Helbig, A.J., Knox, A.G., Parkin, D.T., Sangster, G. & Collinson, M. (2002) Guidelines for assigning species rank. Ibis 144, 518–525.
Lopes, L. E., Vasconcelos, M. F., and Gonzaga, L. P. (2017) A cryptic new species of hummingbird of the Campylopterus largipennis complex (Aves: Trochilidae). Zootaxa 4268 (1): 001–033.
Remsen, J.V. Jr. (2015) Book review: HBW and BirdLife International Illustrated Checklist of the Birds of the World Volume 1: Non-passerines. Journal of Field Ornithology 86, 182–187.
José Fernando Pacheco, Sep. 2017
Comments from Stiles: "YES to splitting calcirupicola from diamantinensis; the morphological and ecological differences and near-parapatry seem convincing, especially given the good sample sizes, although I do wonder whether sampling was attempted in the intervening elevations. Genetic data could clinch this case."
Comments from Areta: "YES. The parapatry and morphological differences in an adequate biogeographical context support the recognition of this overlooked Brazilian endemic."

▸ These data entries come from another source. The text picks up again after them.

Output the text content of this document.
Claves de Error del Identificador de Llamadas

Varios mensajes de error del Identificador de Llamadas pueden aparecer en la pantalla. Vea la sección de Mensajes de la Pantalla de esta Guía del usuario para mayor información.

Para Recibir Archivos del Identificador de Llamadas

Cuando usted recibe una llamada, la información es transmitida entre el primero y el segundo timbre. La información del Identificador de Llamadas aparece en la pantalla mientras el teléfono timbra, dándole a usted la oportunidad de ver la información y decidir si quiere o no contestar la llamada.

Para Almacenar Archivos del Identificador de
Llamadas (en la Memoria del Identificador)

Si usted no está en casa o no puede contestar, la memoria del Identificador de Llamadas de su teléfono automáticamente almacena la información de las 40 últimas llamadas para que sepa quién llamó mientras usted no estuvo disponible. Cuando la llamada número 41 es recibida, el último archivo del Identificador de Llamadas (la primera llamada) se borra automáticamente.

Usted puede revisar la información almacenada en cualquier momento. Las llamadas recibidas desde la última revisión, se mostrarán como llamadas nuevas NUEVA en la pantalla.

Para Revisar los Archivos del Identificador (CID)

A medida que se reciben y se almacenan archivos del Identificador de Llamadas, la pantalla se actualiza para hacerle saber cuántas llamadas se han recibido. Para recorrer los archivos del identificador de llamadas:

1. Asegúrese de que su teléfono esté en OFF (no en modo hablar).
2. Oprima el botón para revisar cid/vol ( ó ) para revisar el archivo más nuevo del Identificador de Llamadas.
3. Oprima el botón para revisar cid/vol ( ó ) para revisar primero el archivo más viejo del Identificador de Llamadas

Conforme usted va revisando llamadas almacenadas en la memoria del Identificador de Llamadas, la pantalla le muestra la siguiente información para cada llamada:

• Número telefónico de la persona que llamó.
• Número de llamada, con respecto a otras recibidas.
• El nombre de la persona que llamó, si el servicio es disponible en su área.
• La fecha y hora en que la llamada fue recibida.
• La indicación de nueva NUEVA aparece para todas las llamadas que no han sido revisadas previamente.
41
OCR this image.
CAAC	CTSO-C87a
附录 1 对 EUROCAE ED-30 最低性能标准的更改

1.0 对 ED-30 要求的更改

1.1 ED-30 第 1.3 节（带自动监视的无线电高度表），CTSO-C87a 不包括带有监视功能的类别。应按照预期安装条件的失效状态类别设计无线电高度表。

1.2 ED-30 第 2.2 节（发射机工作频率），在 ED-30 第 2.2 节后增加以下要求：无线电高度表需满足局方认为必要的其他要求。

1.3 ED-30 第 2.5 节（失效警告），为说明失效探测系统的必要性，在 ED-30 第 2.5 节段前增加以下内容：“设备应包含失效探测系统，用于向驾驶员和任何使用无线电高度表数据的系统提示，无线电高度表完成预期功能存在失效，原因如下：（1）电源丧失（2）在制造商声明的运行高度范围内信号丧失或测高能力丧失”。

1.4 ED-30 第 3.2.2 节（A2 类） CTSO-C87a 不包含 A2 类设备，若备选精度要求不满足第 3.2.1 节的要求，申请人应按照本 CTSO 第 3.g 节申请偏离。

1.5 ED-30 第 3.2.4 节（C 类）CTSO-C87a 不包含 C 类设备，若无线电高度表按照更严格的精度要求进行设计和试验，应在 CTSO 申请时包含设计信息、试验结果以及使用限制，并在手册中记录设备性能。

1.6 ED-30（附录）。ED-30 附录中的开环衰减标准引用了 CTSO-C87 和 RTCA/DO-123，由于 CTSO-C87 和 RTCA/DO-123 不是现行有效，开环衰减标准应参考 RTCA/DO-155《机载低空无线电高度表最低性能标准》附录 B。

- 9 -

Comments from Zimmer: “YES, on the grounds that it is a diagnosable taxon with a parapatric distribution relative to its presumed closest relative.”

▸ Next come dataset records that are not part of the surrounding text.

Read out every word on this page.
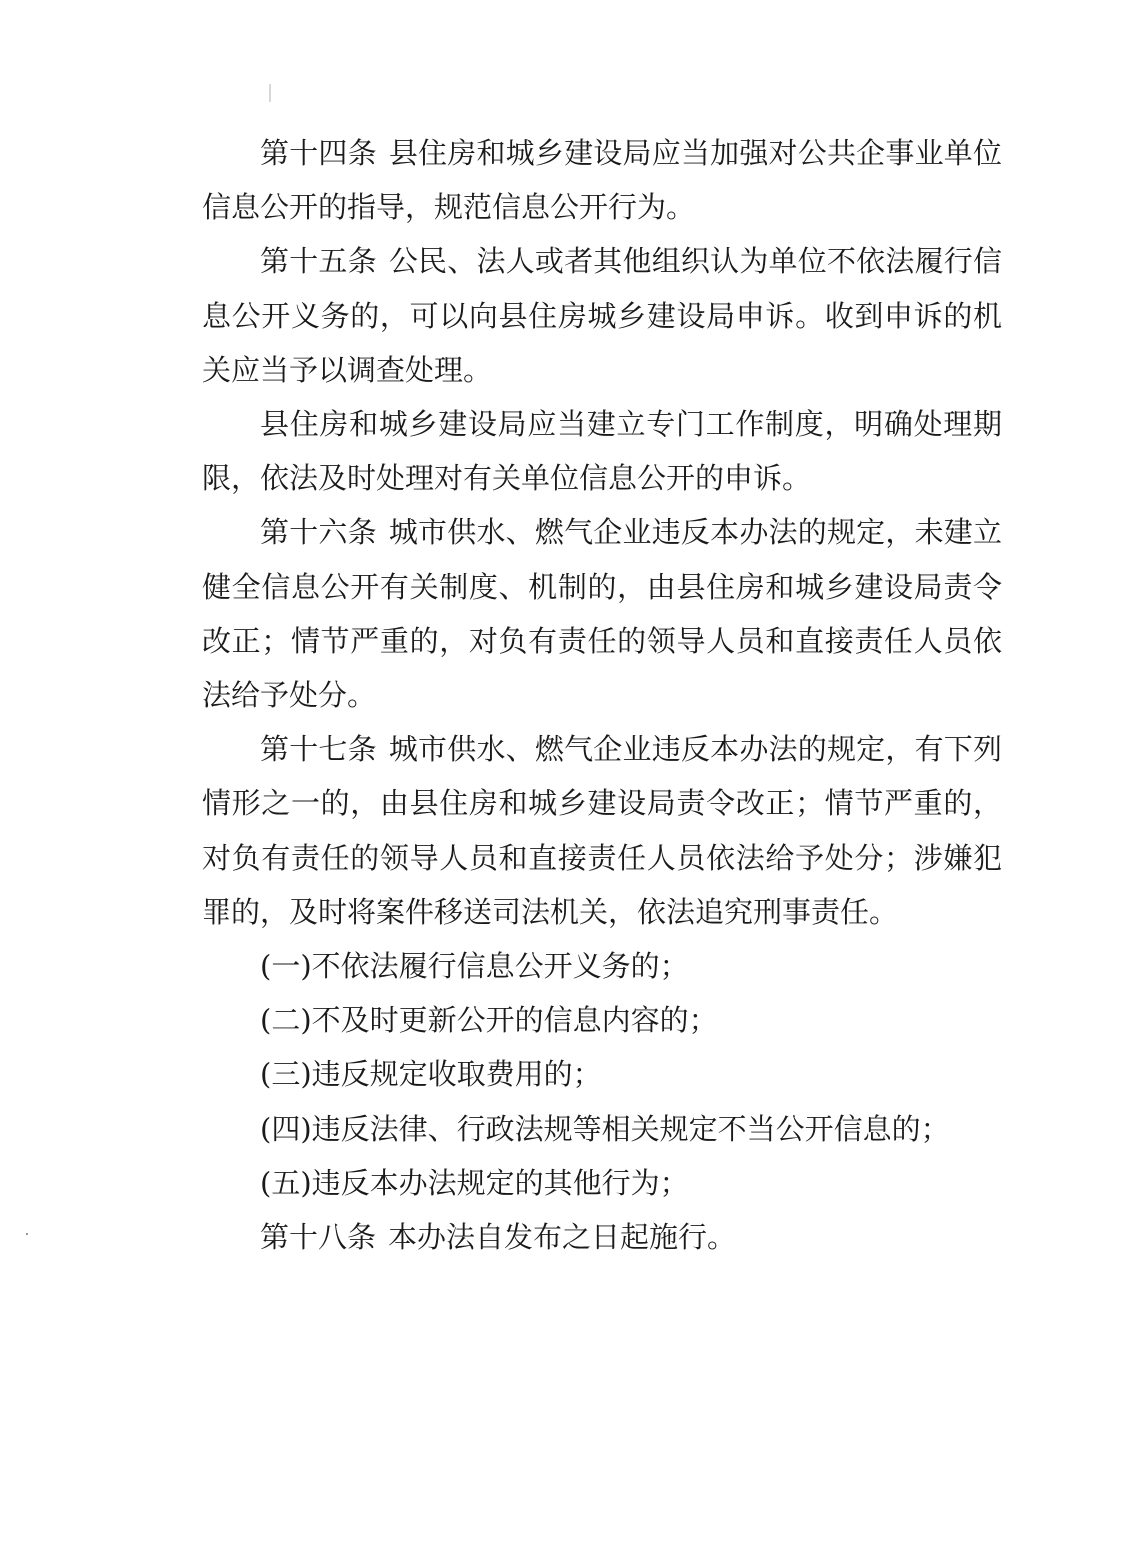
第十四条 县住房和城乡建设局应当加强对公共企事业单位信息公开的指导，规范信息公开行为。

第十五条 公民、法人或者其他组织认为单位不依法履行信息公开义务的，可以向县住房城乡建设局申诉。收到申诉的机关应当予以调查处理。

县住房和城乡建设局应当建立专门工作制度，明确处理期限，依法及时处理对有关单位信息公开的申诉。

第十六条 城市供水、燃气企业违反本办法的规定，未建立健全信息公开有关制度、机制的，由县住房和城乡建设局责令改正；情节严重的，对负有责任的领导人员和直接责任人员依法给予处分。

第十七条 城市供水、燃气企业违反本办法的规定，有下列情形之一的，由县住房和城乡建设局责令改正；情节严重的，对负有责任的领导人员和直接责任人员依法给予处分；涉嫌犯罪的，及时将案件移送司法机关，依法追究刑事责任。

(一)不依法履行信息公开义务的；

(二)不及时更新公开的信息内容的；

(三)违反规定收取费用的；

(四)违反法律、行政法规等相关规定不当公开信息的；

(五)违反本办法规定的其他行为；

第十八条 本办法自发布之日起施行。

Comments from Remsen: “YES. Parapatry without free gene flow is sufficient evidence for treatment as a separate species.”
Comments from Claramunt: “NO. I agree that the fact that calcirupicola and diamantinensis are nearly parapatric can be used to evaluate the species status but the critical evidence was not shown in the paper. First, they are not truly parapatric but “near-parapatric”. Second, a crucial piece of evidence was not presented: a plot of PC1 versus latitude. Samples roughly align along a North-South transect that could have been used to see if the variation is clinal or not, whether samples near the contact zone show signs of intermediacy or not. The difference in habitat is a confounding factor rather than an additional piece of evidence: phenotypic differences may be the result habitat-related selection (or even a non-genetic environmental effect) within a single species. I agree that the data is suggestive of two independent linages, given the separation in the morphometric space, but the absence of a critical piece of evidence in this borderline case forces me to vote NO.”
Comments from Robbins: “After reading Santiago’s comments, I’m more on the fence on whether calcirupicola should be given species status. Nonetheless, there appear to be both plumage (tail) and size differences between calcirupicola and the other taxa, and the near-parapatry with diamantinensis, sways me, for now, to recognize calcirupicola as a species.”
Additional comments from Remsen: “Santiago has an excellent point, one that should have been addressed in the paper. However, I have to think that the authors’ careful analysis of specimens would have revealed to them whether there were a gradient in these characters, with the endpoint being calcirupicola and would have proceeded no further.”